W 2013 roku powstały trzy nowe kolekcje: „Lithuanica”, „Goethe, Kleist i inni” oraz „Biblioteka pisarzy żydowskich im. Michała Friedmana”. W pierwszej z nich znaleźć można teksty ważne dla historii kultury, do których sięgać będą Polacy i Litwini, by lepiej poznać i głębiej zrozumieć swoje dzieje i dziedzictwo. Kolekcję tę tworzą klasyczne dzieła literatury polskiej i litewskiej w obu językach. Kolekcja „Goethe, Kleist i inni” to wybór klasycznych tekstów literatury polskiej i niemieckiej dostępnych równolegle w obu językach. Od niedawna na stronie Wolnych Lektur dostępny jest również nowy czytnik książek, który pozwala na jednoczesne czytanie książek w dwóch językach. I tak można czytać m.in. „Fausta” Goethego równolegle po polsku i niemiecku. Najmłodsza kolekcja, „Biblioteka pisarzy żydowskich im. Michała Friedmana”, powstała we współpracy z Fundacją im. Michała Friedmana. Czytelnicy znajdą w niej zbiór utworów napisanych w języku jidysz i przetłumaczonych przez Michała Friedmana, m.in. dzieła autorów takich jak Alter Kacyzne, Icchok Lejb Perec, Szolem-Alejchem, Mendele Mojcher-Sforim czy Jehoszua Perle. W roku 2014 planujemy stworzyć kilka nowych kolekcji oraz uzupełniać już istniejące.

Pod względem bardziej naukowym − studenci jakich kierunków mogą (i czy w ogóle) znaleźć u was pomocne lektury?

W zasobach Wolnych Lektur znajduje się kilkanaście pozycji z listy lektur zalecanych studentom filologii polskiej, np. utwory Homera i Sofoklesa, O poprawie Rzeczypospolitej Frycza-Modrzewskiego czy wybór poezji Mickiewicza, Morsztyna i Słowackiego.

Czy staracie się rozszerzyć swoją ofertę tak, by była bazą na przykład dla zakłopotanych studentów filologii polskiej?

Układając plan wydawniczy, staramy się, żeby był on jak najbardziej urozmaicony i aby każdy mógł znaleźć w nim coś dla siebie, czy to do czytania dla przyjemności, czy do nauki. W przyszłości chcielibyśmy powiększyć Wolne Lektury o pozycje zalecane studentom. Jednak jesteśmy organizacją pozarządową i nasze plany związane z rozwojem projektu uzależnione są od pozyskanych funduszy. Na szczęście w tym roku udało nam się uzyskać dofinansowanie, które pozwoli nam stworzyć tzw. biblioteczkę polonisty, w której będziemy zamieszczać lektury obowiązkowe oraz zalecane studentom filologii polskiej.

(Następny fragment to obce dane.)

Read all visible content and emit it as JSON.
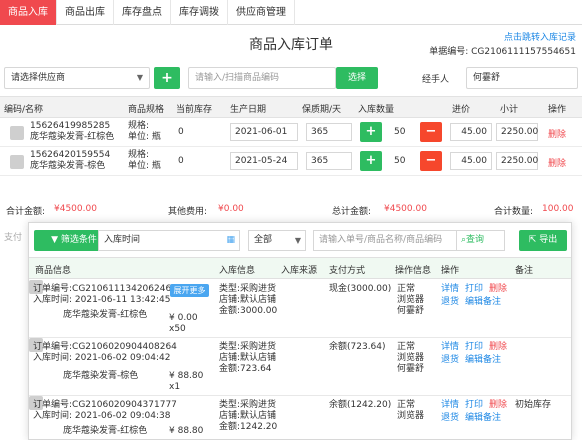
{
  "tabs": [
    "商品入库",
    "商品出库",
    "库存盘点",
    "库存调拨",
    "供应商管理"
  ],
  "page_title": "商品入库订单",
  "jump_link": "点击跳转入库记录",
  "order_no": "单据编号: CG2106111157554651",
  "supplier_select": "请选择供应商",
  "add_button": "+",
  "scan_placeholder": "请输入/扫描商品编码",
  "select_button": "选择",
  "handler_label": "经手人",
  "handler_value": "何霎舒",
  "product_table": {
    "headers": [
      "编码/名称",
      "商品规格",
      "当前库存",
      "生产日期",
      "保质期/天",
      "入库数量",
      "进价",
      "小计",
      "操作"
    ],
    "rows": [
      {
        "code": "15626419985285",
        "name": "庞华蔻染发膏-红棕色",
        "spec1": "规格:",
        "spec2": "单位: 瓶",
        "stock": "0",
        "date": "2021-06-01",
        "shelf": "365",
        "qty": "50",
        "price": "45.00",
        "subtotal": "2250.00",
        "action": "删除"
      },
      {
        "code": "15626420159554",
        "name": "庞华蔻染发膏-棕色",
        "spec1": "规格:",
        "spec2": "单位: 瓶",
        "stock": "0",
        "date": "2021-05-24",
        "shelf": "365",
        "qty": "50",
        "price": "45.00",
        "subtotal": "2250.00",
        "action": "删除"
      }
    ]
  },
  "totals": {
    "total_label": "合计金额:",
    "total_value": "¥4500.00",
    "other_label": "其他费用:",
    "other_value": "¥0.00",
    "grand_label": "总计金额:",
    "grand_value": "¥4500.00",
    "count_label": "合计数量:",
    "count_value": "100.00"
  },
  "pay_label": "支付",
  "panel": {
    "filter_button": "筛选条件",
    "time_label": "入库时间",
    "all_select": "全部",
    "search_placeholder": "请输入单号/商品名称/商品编码",
    "query_button": "查询",
    "export_button": "导出",
    "headers": [
      "商品信息",
      "入库信息",
      "入库来源",
      "支付方式",
      "操作信息",
      "操作",
      "备注"
    ],
    "records": [
      {
        "order": "订单编号:CG2106111342062460",
        "time": "入库时间: 2021-06-11 13:42:45",
        "badge": "展开更多",
        "product": "庞华蔻染发膏-红棕色",
        "price": "¥ 0.00",
        "qty": "x50",
        "info1": "类型:采购进货",
        "info2": "店铺:默认店铺",
        "info3": "金额:3000.00",
        "pay": "现金(3000.00)",
        "op1": "正常",
        "op2": "浏览器",
        "op3": "何霎舒",
        "actions1": [
          "详情",
          "打印",
          "删除"
        ],
        "actions2": [
          "退货",
          "编辑备注"
        ],
        "note": ""
      },
      {
        "order": "订单编号:CG2106020904408264",
        "time": "入库时间: 2021-06-02 09:04:42",
        "badge": "",
        "product": "庞华蔻染发膏-棕色",
        "price": "¥ 88.80",
        "qty": "x1",
        "info1": "类型:采购进货",
        "info2": "店铺:默认店铺",
        "info3": "金额:723.64",
        "pay": "余额(723.64)",
        "op1": "正常",
        "op2": "浏览器",
        "op3": "何霎舒",
        "actions1": [
          "详情",
          "打印",
          "删除"
        ],
        "actions2": [
          "退货",
          "编辑备注"
        ],
        "note": ""
      },
      {
        "order": "订单编号:CG2106020904371777",
        "time": "入库时间: 2021-06-02 09:04:38",
        "badge": "",
        "product": "庞华蔻染发膏-红棕色",
        "price": "¥ 88.80",
        "qty": "",
        "info1": "类型:采购进货",
        "info2": "店铺:默认店铺",
        "info3": "金额:1242.20",
        "pay": "余额(1242.20)",
        "op1": "正常",
        "op2": "浏览器",
        "op3": "",
        "actions1": [
          "详情",
          "打印",
          "删除"
        ],
        "actions2": [
          "退货",
          "编辑备注"
        ],
        "note": "初始库存"
      }
    ]
  },
  "colors": {
    "accent_red": "#f0494e",
    "green": "#2ebc61",
    "blue": "#1e88e5"
  }
}
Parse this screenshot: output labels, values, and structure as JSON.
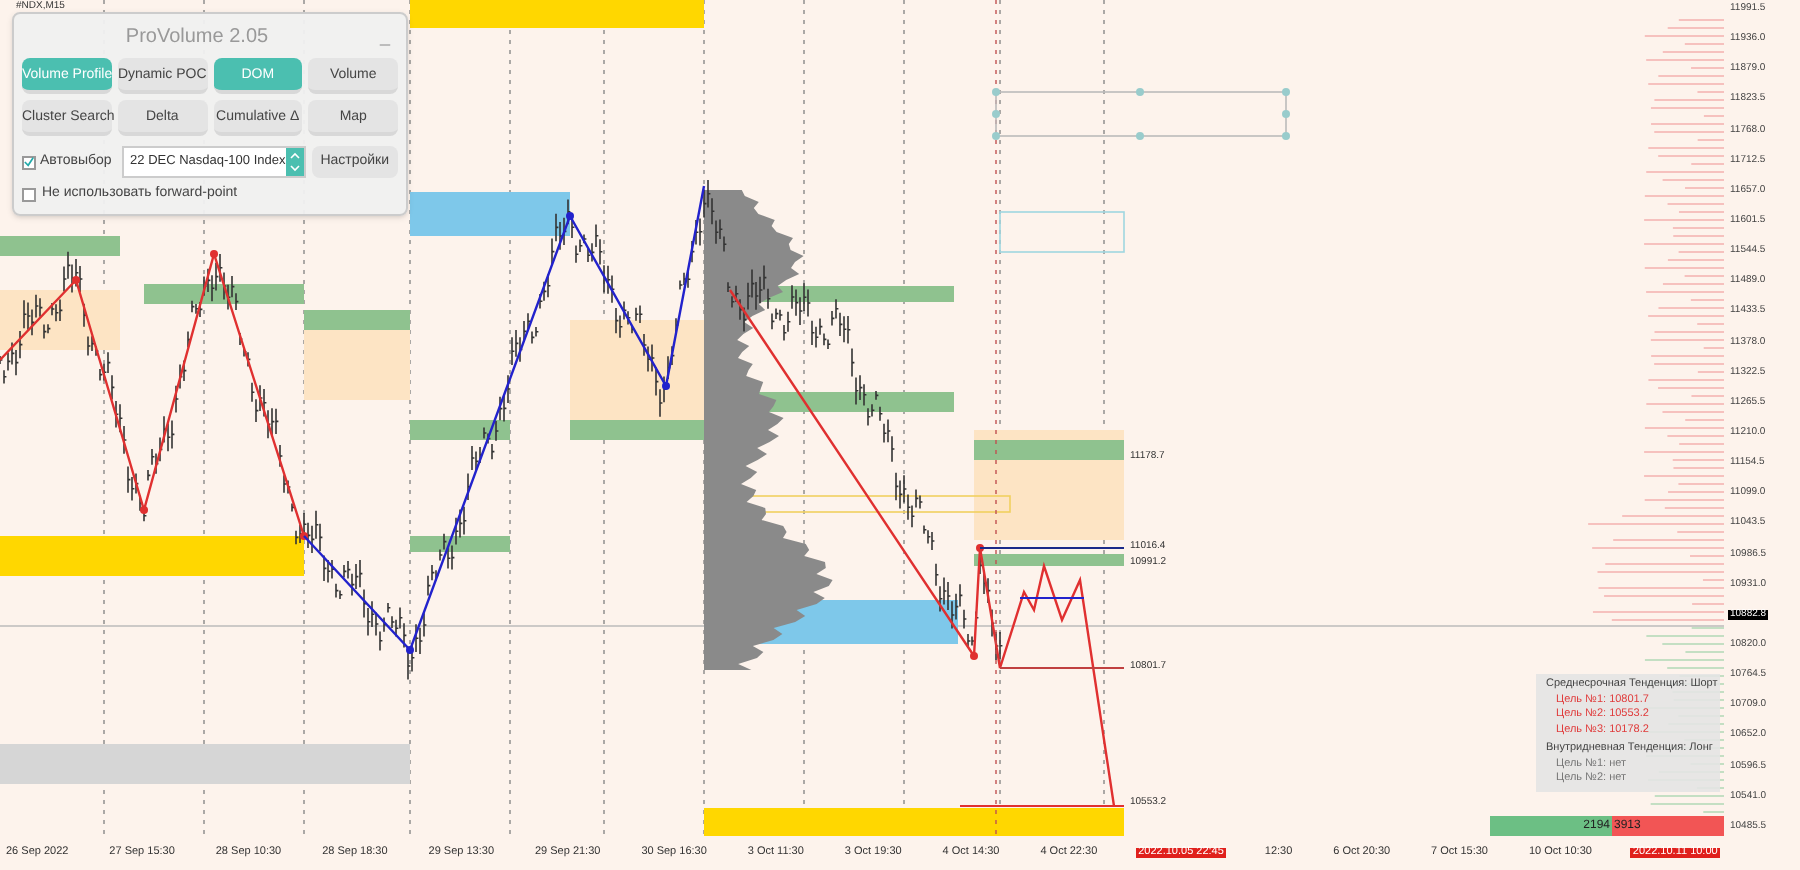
{
  "symbol": "#NDX,M15",
  "panel": {
    "title": "ProVolume 2.05",
    "minimize": "_",
    "modes": [
      {
        "label": "Volume Profile",
        "selected": true
      },
      {
        "label": "Dynamic POC",
        "selected": false
      },
      {
        "label": "DOM",
        "selected": true
      },
      {
        "label": "Volume",
        "selected": false
      },
      {
        "label": "Cluster Search",
        "selected": false
      },
      {
        "label": "Delta",
        "selected": false
      },
      {
        "label": "Cumulative Δ",
        "selected": false
      },
      {
        "label": "Map",
        "selected": false
      }
    ],
    "autoselect": {
      "label": "Автовыбор",
      "checked": true
    },
    "instrument": {
      "value": "22 DEC Nasdaq-100 Index"
    },
    "settings_button": "Настройки",
    "forward_point": {
      "label": "Не использовать forward-point",
      "checked": false
    }
  },
  "level_labels": [
    "11178.7",
    "11016.4",
    "10991.2",
    "10801.7",
    "10553.2"
  ],
  "price_axis": [
    {
      "label": "11991.5",
      "current": false
    },
    {
      "label": "11936.0",
      "current": false
    },
    {
      "label": "11879.0",
      "current": false
    },
    {
      "label": "11823.5",
      "current": false
    },
    {
      "label": "11768.0",
      "current": false
    },
    {
      "label": "11712.5",
      "current": false
    },
    {
      "label": "11657.0",
      "current": false
    },
    {
      "label": "11601.5",
      "current": false
    },
    {
      "label": "11544.5",
      "current": false
    },
    {
      "label": "11489.0",
      "current": false
    },
    {
      "label": "11433.5",
      "current": false
    },
    {
      "label": "11378.0",
      "current": false
    },
    {
      "label": "11322.5",
      "current": false
    },
    {
      "label": "11265.5",
      "current": false
    },
    {
      "label": "11210.0",
      "current": false
    },
    {
      "label": "11154.5",
      "current": false
    },
    {
      "label": "11099.0",
      "current": false
    },
    {
      "label": "11043.5",
      "current": false
    },
    {
      "label": "10986.5",
      "current": false
    },
    {
      "label": "10931.0",
      "current": false
    },
    {
      "label": "10882.8",
      "current": true
    },
    {
      "label": "10820.0",
      "current": false
    },
    {
      "label": "10764.5",
      "current": false
    },
    {
      "label": "10709.0",
      "current": false
    },
    {
      "label": "10652.0",
      "current": false
    },
    {
      "label": "10596.5",
      "current": false
    },
    {
      "label": "10541.0",
      "current": false
    },
    {
      "label": "10485.5",
      "current": false
    }
  ],
  "time_axis": [
    {
      "label": "26 Sep 2022",
      "highlighted": false
    },
    {
      "label": "27 Sep 15:30",
      "highlighted": false
    },
    {
      "label": "28 Sep 10:30",
      "highlighted": false
    },
    {
      "label": "28 Sep 18:30",
      "highlighted": false
    },
    {
      "label": "29 Sep 13:30",
      "highlighted": false
    },
    {
      "label": "29 Sep 21:30",
      "highlighted": false
    },
    {
      "label": "30 Sep 16:30",
      "highlighted": false
    },
    {
      "label": "3 Oct 11:30",
      "highlighted": false
    },
    {
      "label": "3 Oct 19:30",
      "highlighted": false
    },
    {
      "label": "4 Oct 14:30",
      "highlighted": false
    },
    {
      "label": "4 Oct 22:30",
      "highlighted": false
    },
    {
      "label": "2022.10.05 22:45",
      "highlighted": true
    },
    {
      "label": "12:30",
      "highlighted": false
    },
    {
      "label": "6 Oct 20:30",
      "highlighted": false
    },
    {
      "label": "7 Oct 15:30",
      "highlighted": false
    },
    {
      "label": "10 Oct 10:30",
      "highlighted": false
    },
    {
      "label": "2022.10.11 10:00",
      "highlighted": true
    }
  ],
  "trend_box": {
    "sections": [
      {
        "title": "Среднесрочная Тенденция: Шорт",
        "targets": [
          {
            "label": "Цель №1: 10801.7",
            "color": "#e03c3c"
          },
          {
            "label": "Цель №2: 10553.2",
            "color": "#e03c3c"
          },
          {
            "label": "Цель №3: 10178.2",
            "color": "#e03c3c"
          }
        ]
      },
      {
        "title": "Внутридневная Тенденция: Лонг",
        "targets": [
          {
            "label": "Цель №1: нет",
            "color": "#777777"
          },
          {
            "label": "Цель №2: нет",
            "color": "#777777"
          }
        ]
      }
    ]
  },
  "volume_bar": {
    "buy": "2194",
    "sell": "3913"
  }
}
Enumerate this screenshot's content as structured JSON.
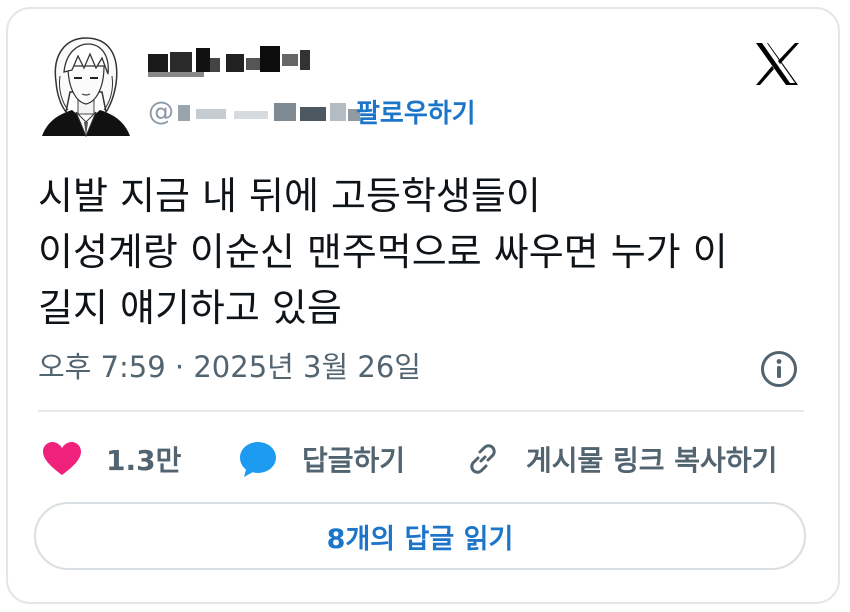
{
  "colors": {
    "accent": "#1d75c9",
    "heart": "#f0217b",
    "bubble": "#1d9bf0",
    "muted": "#536471",
    "text": "#0f1419"
  },
  "header": {
    "follow_label": "팔로우하기",
    "handle_prefix": "@",
    "avatar_icon": "anime-avatar-portrait",
    "logo_icon": "x-logo-icon"
  },
  "tweet": {
    "lines": [
      "시발 지금 내 뒤에 고등학생들이",
      "이성계랑 이순신 맨주먹으로 싸우면 누가 이",
      "길지 얘기하고 있음"
    ],
    "timestamp": "오후 7:59 · 2025년 3월 26일"
  },
  "actions": {
    "like_count": "1.3만",
    "reply_label": "답글하기",
    "copy_link_label": "게시물 링크 복사하기"
  },
  "footer": {
    "read_replies_label": "8개의 답글 읽기"
  }
}
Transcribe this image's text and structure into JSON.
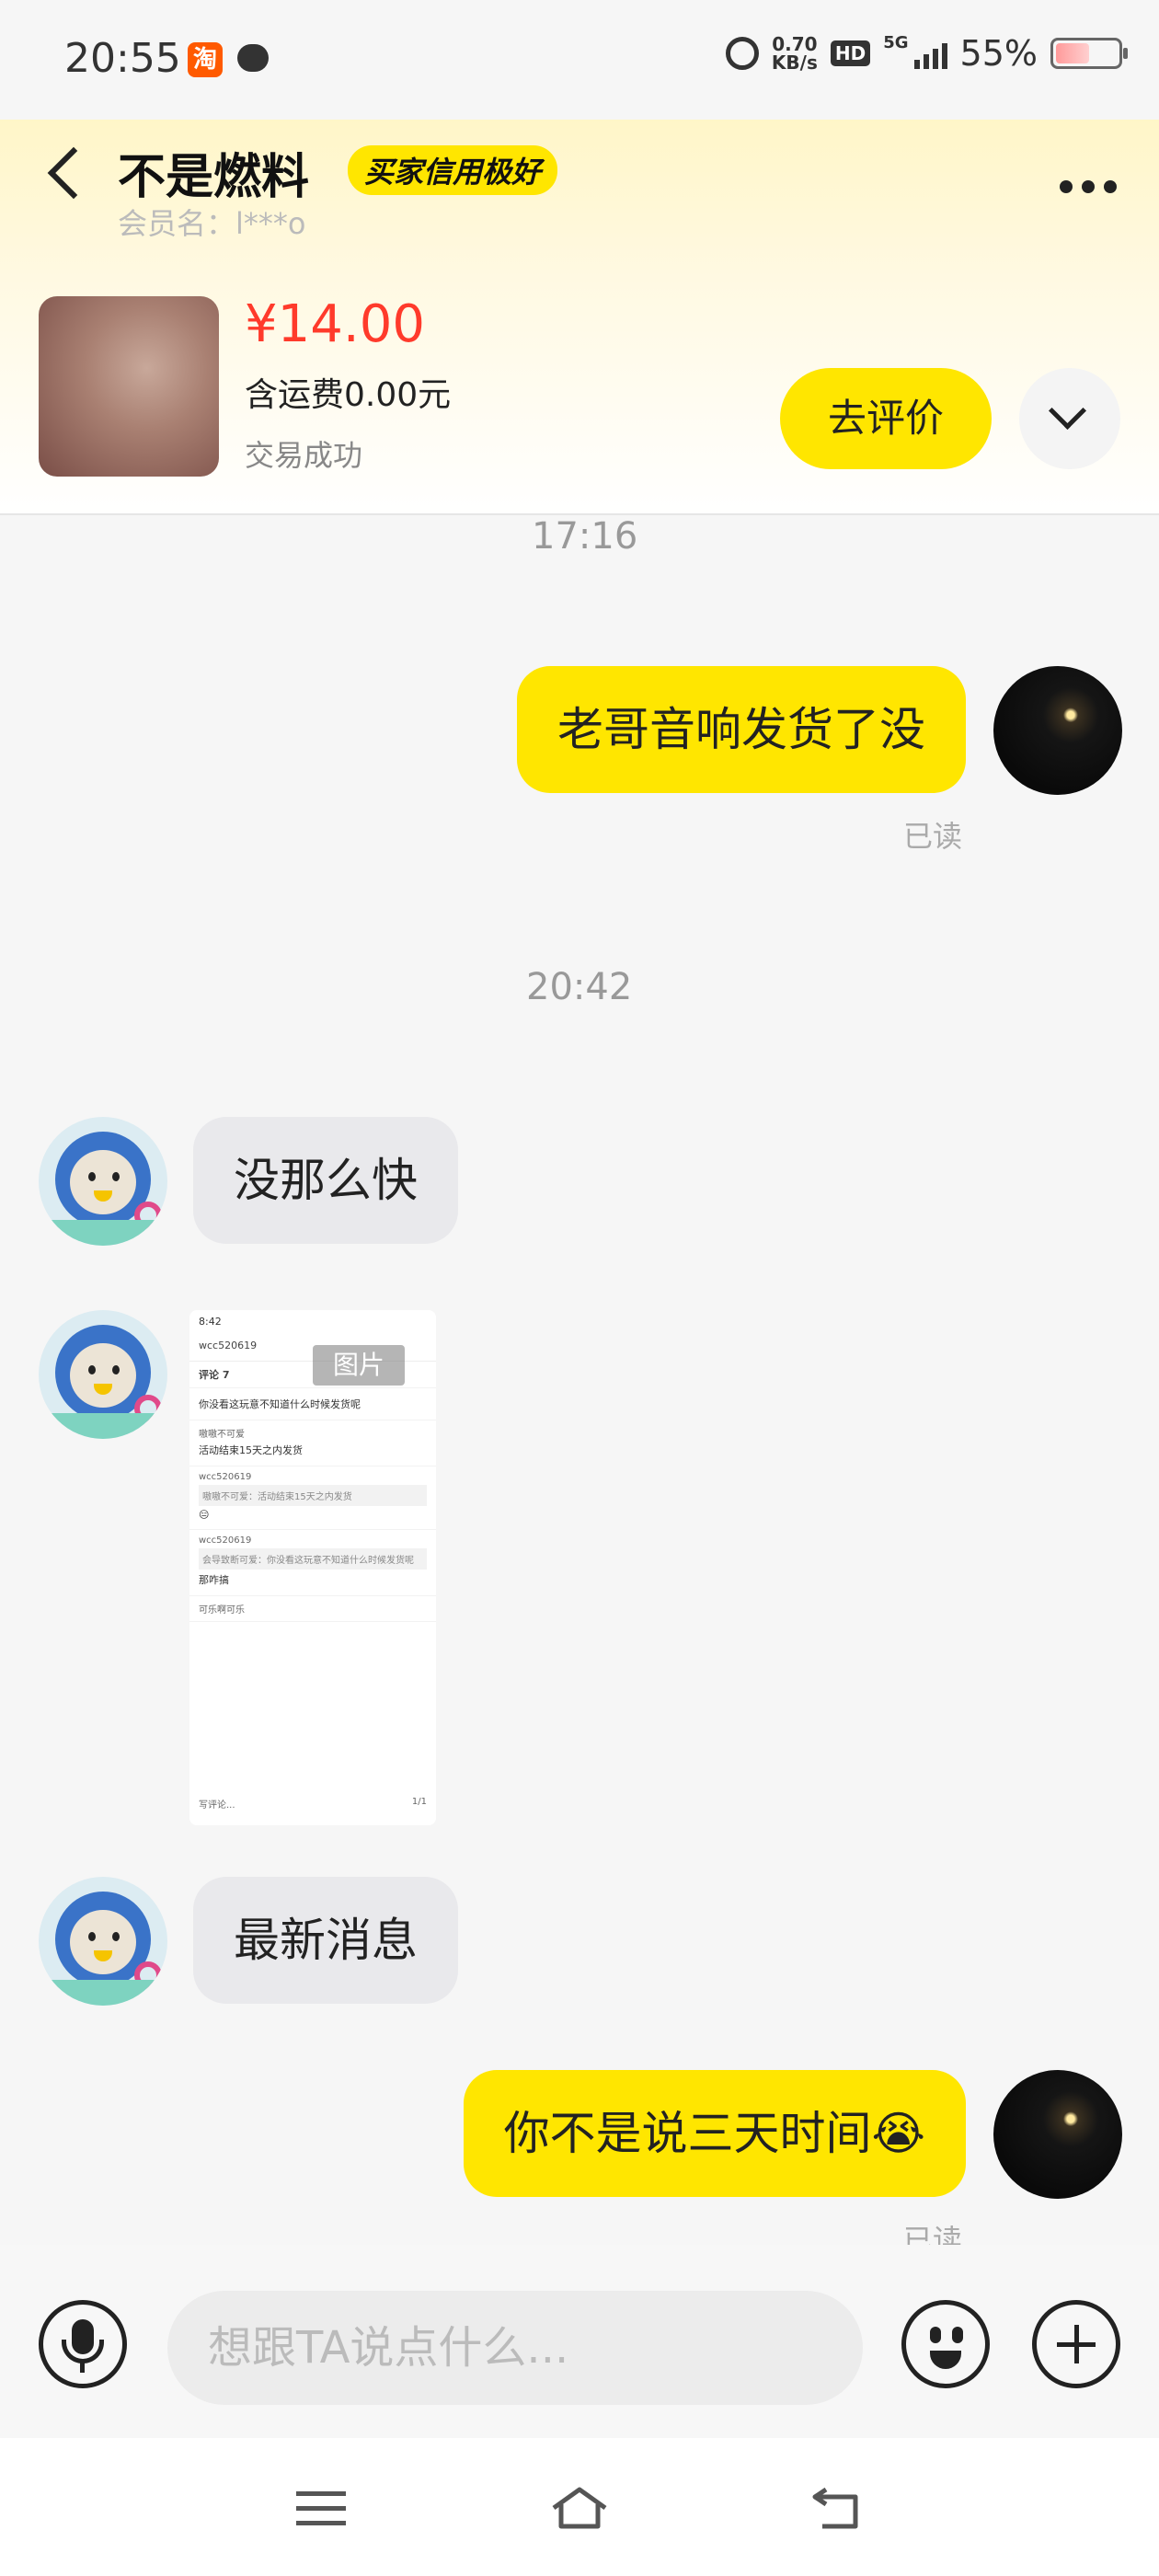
{
  "status_bar": {
    "time": "20:55",
    "taobao_badge": "淘",
    "speed_value": "0.70",
    "speed_unit": "KB/s",
    "hd": "HD",
    "network": "5G",
    "battery_percent": "55%",
    "battery_level": 0.55
  },
  "header": {
    "shop_name": "不是燃料",
    "credit_badge": "买家信用极好",
    "member_label": "会员名：l***o"
  },
  "order": {
    "price": "¥14.00",
    "shipping": "含运费0.00元",
    "status": "交易成功",
    "review_button": "去评价"
  },
  "chat": {
    "time1": "17:16",
    "msg1": "老哥音响发货了没",
    "read1": "已读",
    "time2": "20:42",
    "msg2": "没那么快",
    "image_label": "图片",
    "shared_image": {
      "clock": "8:42",
      "account": "wcc520619",
      "section": "评论 7",
      "comments": [
        {
          "name": "",
          "text": "你没看这玩意不知道什么时候发货呢"
        },
        {
          "name": "嗷嗷不可爱",
          "text": "活动结束15天之内发货"
        },
        {
          "name": "wcc520619",
          "quote": "嗷嗷不可爱",
          "quote_text": "活动结束15天之内发货",
          "text": "😑"
        },
        {
          "name": "wcc520619",
          "quote": "会导致断可爱",
          "quote_text": "你没看这玩意不知道什么时候发货呢",
          "text": "那咋搞"
        },
        {
          "name": "可乐啊可乐",
          "text": ""
        }
      ],
      "compose": "写评论...",
      "page": "1/1"
    },
    "msg3": "最新消息",
    "msg4": "你不是说三天时间😭",
    "read2": "已读"
  },
  "input": {
    "placeholder": "想跟TA说点什么..."
  },
  "icons": {
    "back": "back-chevron-icon",
    "more": "more-dots-icon",
    "expand": "chevron-down-icon",
    "mic": "microphone-icon",
    "emoji": "emoji-icon",
    "plus": "plus-icon",
    "nav_menu": "menu-icon",
    "nav_home": "home-icon",
    "nav_back": "back-icon"
  },
  "colors": {
    "accent": "#ffe600",
    "price": "#ff3a2b"
  }
}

A z którego waszego dzieła jesteście najbardziej dumni? Które było najbardziej pracochłonne?

Z każdego dzieła jesteśmy tak samo dumni. Przy każdym z nich pracuje zazwyczaj kilka osób, wkładając w to ogrom wiedzy i umiejętności. Na stałe współpracujemy z wolontariuszami, którzy poświęcają mnóstwo czasu w prace nad utworami, a dzięki temu w rozwój serwisu. I jesteśmy im za to ogromnie wdzięczni!